A testament goes into effect or is of force after men are dead, and it is of no strength at all while the testator is yet alive. It is by means of death, for the redemption of the transgressions that were under the first testament or the old testament, that we which are called can receive the promise of eternal inheritance. Christ not only needed to die and be resurrected, but he also needed to enter into the true holy place in heaven by his own blood in order to obtain redemption for us, and he did this when he ascended back to the Father in heaven. There is no remission of sins without the shedding of blood.
Heb 9:22
And almost all things are by the law purged with blood; and
without shedding of blood is no remission.

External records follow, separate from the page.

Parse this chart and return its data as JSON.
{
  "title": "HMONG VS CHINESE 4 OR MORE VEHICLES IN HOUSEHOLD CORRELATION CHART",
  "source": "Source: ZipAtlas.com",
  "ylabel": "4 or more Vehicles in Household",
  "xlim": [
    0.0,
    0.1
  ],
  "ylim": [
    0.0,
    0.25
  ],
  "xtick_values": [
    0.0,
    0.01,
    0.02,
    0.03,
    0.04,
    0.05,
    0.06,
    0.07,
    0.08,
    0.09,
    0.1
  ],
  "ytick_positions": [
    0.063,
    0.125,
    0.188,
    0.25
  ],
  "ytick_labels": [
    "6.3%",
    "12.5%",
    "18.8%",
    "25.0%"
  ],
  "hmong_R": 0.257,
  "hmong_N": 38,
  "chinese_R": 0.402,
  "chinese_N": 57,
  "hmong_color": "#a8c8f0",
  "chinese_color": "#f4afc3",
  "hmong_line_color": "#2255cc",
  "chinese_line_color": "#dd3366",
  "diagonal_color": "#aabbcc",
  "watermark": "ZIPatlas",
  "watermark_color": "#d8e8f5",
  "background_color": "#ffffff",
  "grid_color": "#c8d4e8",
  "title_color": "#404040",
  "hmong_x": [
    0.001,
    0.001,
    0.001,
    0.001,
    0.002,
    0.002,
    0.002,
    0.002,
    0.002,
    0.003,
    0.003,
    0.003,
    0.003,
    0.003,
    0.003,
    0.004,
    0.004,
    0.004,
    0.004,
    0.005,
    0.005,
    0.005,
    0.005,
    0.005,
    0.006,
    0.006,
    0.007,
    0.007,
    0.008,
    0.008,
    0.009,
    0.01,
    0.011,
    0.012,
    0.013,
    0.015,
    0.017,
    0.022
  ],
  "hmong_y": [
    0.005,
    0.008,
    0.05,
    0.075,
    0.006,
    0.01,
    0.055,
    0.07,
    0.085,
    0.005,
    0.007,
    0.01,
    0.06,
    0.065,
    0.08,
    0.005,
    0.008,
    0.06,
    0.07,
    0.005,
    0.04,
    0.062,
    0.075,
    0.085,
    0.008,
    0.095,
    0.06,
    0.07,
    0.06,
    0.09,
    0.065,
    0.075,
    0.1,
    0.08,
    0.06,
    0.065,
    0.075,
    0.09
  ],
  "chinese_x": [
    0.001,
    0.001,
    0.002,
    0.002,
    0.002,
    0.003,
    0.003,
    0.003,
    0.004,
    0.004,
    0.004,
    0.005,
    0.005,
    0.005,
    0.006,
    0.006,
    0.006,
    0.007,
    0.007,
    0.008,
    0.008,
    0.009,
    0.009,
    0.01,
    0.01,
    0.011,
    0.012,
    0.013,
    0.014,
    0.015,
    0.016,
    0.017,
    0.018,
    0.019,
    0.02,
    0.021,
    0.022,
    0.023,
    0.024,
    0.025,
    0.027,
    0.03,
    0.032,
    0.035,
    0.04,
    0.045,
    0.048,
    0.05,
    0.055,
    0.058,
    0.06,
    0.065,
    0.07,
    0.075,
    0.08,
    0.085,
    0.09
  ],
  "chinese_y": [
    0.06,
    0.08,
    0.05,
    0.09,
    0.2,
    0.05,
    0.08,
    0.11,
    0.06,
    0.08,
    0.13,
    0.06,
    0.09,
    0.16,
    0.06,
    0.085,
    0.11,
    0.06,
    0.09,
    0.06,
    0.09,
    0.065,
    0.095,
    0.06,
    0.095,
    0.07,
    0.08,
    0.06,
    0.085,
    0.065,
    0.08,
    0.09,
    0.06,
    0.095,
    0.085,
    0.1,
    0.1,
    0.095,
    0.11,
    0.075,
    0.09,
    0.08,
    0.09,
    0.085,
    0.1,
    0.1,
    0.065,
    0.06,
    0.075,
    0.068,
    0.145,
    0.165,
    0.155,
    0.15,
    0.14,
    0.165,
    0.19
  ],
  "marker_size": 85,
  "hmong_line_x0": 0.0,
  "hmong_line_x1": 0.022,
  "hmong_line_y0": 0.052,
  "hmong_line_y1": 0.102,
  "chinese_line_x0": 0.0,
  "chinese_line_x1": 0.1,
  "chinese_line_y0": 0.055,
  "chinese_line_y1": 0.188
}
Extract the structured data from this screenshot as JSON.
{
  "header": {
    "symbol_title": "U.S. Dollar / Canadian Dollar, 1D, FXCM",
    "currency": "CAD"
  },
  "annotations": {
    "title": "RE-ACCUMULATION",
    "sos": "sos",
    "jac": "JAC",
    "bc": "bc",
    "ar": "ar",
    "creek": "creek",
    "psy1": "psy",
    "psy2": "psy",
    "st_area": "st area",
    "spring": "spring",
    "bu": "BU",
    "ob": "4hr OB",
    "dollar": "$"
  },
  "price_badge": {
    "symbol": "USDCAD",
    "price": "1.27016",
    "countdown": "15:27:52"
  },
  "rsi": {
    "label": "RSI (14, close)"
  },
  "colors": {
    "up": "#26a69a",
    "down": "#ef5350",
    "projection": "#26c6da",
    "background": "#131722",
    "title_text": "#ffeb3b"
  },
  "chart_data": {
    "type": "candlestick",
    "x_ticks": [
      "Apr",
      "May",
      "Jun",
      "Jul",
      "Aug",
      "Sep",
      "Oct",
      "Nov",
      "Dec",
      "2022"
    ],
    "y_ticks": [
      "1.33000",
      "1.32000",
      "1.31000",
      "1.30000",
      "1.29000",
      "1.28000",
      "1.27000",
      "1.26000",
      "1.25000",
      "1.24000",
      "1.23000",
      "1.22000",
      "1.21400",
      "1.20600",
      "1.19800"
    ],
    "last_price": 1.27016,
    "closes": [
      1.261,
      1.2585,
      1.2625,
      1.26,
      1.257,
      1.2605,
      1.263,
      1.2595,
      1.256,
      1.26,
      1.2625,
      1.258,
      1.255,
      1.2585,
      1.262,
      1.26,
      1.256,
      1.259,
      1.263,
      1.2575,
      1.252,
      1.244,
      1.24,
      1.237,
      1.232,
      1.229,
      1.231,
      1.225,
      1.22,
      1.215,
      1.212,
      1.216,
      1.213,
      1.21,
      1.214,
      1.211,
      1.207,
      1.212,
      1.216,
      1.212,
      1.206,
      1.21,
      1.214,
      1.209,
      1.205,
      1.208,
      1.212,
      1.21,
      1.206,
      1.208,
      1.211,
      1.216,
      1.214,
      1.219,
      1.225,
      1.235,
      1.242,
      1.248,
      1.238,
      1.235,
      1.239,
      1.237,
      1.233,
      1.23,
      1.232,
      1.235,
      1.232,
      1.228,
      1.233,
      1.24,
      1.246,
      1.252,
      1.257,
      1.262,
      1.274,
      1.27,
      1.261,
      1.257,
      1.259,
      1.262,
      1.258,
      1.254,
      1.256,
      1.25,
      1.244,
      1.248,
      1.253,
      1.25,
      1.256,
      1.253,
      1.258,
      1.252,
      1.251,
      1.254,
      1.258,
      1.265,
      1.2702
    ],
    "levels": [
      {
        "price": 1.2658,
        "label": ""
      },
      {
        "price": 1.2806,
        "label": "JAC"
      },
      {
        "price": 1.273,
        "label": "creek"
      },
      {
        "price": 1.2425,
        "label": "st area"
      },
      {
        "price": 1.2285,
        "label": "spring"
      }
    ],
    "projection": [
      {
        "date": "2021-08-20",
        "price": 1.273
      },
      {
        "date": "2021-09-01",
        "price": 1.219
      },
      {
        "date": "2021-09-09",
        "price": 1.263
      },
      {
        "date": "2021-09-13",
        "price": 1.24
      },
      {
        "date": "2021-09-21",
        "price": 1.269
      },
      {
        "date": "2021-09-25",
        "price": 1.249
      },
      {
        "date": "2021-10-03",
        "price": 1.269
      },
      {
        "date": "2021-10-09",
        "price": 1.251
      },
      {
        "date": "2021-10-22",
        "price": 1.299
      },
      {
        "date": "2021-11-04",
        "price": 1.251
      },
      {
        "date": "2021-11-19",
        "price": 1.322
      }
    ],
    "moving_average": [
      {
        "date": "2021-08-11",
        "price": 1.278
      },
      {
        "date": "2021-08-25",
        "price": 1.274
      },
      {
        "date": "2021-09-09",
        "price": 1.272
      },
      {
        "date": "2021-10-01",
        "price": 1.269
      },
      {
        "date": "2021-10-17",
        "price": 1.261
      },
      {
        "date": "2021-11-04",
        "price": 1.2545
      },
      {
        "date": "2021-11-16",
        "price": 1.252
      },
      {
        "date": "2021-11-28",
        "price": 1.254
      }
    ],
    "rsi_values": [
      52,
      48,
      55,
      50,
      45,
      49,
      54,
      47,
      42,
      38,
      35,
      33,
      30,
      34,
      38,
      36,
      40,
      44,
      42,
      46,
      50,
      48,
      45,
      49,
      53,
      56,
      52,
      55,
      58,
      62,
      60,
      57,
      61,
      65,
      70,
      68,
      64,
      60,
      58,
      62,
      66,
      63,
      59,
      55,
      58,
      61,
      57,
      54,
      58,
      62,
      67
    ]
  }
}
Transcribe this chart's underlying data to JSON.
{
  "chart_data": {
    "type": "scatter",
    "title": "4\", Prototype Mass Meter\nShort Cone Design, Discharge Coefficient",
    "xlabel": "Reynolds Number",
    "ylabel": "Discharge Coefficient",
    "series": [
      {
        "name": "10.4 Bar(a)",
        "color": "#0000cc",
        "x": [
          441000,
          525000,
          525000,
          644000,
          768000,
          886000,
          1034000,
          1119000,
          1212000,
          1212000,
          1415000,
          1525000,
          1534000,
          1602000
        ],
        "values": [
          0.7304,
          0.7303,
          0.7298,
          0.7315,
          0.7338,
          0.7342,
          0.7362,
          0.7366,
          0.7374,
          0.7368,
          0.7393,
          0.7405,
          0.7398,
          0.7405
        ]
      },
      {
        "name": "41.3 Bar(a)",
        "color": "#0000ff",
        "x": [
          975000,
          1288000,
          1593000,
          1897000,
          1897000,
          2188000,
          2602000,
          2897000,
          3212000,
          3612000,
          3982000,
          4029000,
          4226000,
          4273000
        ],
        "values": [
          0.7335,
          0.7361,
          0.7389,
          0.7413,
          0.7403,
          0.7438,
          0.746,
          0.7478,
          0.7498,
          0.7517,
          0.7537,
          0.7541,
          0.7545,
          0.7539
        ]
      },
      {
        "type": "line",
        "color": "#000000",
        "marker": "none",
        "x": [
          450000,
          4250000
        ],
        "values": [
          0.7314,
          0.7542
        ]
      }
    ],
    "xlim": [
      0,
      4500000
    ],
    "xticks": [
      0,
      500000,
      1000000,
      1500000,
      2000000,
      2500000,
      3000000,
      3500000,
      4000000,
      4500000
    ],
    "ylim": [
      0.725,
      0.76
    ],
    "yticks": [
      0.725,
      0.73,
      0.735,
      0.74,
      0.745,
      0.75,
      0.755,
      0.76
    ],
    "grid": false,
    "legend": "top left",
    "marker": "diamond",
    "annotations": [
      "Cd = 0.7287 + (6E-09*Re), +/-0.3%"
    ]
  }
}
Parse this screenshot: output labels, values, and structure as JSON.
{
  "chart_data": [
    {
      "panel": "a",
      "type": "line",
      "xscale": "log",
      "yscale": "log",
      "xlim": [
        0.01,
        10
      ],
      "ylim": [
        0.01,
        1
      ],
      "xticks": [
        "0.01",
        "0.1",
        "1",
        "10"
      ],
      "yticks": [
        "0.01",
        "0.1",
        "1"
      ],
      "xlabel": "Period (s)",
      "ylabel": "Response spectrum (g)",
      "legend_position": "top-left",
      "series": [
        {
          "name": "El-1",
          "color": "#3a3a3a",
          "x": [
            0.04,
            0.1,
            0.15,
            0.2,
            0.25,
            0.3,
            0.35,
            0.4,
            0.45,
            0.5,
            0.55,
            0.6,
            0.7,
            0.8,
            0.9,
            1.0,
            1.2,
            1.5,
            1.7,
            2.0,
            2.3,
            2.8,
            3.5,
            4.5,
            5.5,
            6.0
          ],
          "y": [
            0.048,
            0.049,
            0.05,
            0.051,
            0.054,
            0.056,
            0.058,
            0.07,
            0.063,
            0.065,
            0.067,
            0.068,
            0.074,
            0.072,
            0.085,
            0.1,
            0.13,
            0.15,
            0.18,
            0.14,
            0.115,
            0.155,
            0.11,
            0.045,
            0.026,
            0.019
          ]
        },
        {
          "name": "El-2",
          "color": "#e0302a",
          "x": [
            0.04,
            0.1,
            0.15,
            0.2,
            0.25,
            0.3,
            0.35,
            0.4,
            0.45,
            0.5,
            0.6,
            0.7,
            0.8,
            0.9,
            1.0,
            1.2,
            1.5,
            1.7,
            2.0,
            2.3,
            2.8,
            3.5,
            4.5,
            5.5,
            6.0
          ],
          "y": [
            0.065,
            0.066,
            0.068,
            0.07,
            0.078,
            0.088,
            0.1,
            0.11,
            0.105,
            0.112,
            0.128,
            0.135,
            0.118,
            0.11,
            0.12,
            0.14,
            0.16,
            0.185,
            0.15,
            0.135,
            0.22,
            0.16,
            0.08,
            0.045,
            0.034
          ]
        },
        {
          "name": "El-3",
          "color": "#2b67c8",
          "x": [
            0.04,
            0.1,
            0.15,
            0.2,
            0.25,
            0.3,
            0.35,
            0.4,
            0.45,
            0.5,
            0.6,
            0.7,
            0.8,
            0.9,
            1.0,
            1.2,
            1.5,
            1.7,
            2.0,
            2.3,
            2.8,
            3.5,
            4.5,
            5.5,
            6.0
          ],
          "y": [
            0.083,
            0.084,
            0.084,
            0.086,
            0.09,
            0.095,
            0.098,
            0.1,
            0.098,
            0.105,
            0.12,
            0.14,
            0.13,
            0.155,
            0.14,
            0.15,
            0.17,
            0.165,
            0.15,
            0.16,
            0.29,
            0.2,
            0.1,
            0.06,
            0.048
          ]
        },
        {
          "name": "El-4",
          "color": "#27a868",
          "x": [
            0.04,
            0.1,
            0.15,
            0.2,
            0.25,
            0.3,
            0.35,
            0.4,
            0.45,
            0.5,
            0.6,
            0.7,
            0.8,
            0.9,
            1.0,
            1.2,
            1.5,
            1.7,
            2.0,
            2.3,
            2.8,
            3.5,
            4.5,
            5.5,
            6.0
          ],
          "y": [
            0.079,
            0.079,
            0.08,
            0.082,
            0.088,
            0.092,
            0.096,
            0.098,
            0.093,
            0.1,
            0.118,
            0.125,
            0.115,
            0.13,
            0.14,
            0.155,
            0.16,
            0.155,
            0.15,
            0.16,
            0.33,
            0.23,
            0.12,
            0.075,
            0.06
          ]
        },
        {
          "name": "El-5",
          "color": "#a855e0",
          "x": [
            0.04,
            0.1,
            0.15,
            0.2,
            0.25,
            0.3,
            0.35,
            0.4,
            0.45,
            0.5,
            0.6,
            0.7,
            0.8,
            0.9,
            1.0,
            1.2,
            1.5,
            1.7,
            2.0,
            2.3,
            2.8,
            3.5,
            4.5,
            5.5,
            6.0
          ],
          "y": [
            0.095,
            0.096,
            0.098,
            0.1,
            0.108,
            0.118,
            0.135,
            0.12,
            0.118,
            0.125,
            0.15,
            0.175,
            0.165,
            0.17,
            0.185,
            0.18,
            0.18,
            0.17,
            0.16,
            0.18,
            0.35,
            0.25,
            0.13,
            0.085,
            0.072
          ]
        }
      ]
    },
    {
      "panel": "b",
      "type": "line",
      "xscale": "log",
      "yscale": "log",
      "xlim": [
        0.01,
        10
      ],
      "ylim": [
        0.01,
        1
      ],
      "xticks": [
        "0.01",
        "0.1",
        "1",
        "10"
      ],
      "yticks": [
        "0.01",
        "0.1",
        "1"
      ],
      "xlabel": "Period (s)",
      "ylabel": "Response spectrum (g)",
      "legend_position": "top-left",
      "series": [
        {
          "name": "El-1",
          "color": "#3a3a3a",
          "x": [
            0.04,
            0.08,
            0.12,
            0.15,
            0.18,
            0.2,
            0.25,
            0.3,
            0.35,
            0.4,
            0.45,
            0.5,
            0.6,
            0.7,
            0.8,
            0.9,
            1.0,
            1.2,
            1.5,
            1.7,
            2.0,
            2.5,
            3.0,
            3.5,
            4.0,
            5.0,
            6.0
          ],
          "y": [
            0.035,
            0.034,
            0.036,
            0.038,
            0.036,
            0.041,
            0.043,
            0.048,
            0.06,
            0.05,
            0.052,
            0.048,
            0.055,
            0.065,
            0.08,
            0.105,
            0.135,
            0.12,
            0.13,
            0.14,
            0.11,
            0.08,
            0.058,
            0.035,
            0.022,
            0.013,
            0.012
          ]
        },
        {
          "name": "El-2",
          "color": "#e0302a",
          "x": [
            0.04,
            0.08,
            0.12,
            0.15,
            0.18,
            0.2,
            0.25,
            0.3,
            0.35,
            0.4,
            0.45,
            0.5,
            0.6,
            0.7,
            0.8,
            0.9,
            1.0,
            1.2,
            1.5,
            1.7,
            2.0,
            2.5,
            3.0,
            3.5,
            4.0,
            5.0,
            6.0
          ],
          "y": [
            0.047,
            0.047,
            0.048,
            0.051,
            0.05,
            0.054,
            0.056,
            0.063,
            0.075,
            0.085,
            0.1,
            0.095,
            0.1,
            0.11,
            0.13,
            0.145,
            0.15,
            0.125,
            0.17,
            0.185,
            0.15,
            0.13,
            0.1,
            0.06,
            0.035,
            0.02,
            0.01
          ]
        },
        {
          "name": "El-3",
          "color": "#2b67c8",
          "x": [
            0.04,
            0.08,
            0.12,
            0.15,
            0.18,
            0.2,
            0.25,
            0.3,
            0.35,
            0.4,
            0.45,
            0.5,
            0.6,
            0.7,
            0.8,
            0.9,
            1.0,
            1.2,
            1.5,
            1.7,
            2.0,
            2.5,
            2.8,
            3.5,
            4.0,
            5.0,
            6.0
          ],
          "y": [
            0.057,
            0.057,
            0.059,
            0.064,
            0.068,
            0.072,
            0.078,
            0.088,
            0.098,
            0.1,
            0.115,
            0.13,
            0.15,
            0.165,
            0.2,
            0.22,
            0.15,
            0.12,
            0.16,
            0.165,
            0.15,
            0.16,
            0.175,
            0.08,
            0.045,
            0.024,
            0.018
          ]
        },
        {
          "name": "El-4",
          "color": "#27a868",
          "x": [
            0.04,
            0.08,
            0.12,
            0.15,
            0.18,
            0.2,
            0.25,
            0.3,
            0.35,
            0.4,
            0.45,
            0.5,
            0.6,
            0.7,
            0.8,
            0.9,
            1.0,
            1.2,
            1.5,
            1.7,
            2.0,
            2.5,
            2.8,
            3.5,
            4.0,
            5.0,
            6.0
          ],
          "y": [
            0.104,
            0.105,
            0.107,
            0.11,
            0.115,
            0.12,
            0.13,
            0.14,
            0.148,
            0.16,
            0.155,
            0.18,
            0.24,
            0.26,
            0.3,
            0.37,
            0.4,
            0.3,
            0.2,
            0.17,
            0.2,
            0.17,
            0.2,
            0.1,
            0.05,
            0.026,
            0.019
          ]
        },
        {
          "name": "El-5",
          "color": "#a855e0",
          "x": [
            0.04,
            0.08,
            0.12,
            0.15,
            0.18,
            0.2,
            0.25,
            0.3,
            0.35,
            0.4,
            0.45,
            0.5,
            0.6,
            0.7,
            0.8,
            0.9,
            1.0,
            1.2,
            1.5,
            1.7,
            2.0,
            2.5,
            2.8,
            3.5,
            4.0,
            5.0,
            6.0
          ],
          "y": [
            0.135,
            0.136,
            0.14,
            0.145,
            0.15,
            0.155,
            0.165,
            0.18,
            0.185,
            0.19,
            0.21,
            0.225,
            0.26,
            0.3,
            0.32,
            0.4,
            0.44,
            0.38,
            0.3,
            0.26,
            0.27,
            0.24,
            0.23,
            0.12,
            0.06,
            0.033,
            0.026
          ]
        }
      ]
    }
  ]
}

The blood that redeems us was shed on the cross, and not in the garden of Gethsemane.
Col 1:20
And,
having made peace through the blood of his cross, by him to reconcile all things unto himself; by him,
I say, whether
they be things in earth, or things in heaven.
Col 1:21
And you, that were sometime alienated and enemies in
your mind by wicked works, yet now
hath he reconciled
Col 1:22
In the body of his flesh through death, to present you holy and unblameable and unreproveable in his sight:
Furthermore, it was not until the time of Christ's glorification that he was "appointed heir of all things" (Heb. 1:2), so none of us could possibly become "joint-heirs with Christ" (Rom. 8:17) without this aspect of Christ's redemptive work.
Under the old testament, the saints who looked forward to this complete redemptive work of Christ by faith had righteousness imputed unto them. Whereas they looked forward to it by faith, under the new testament, we look back upon it by faith.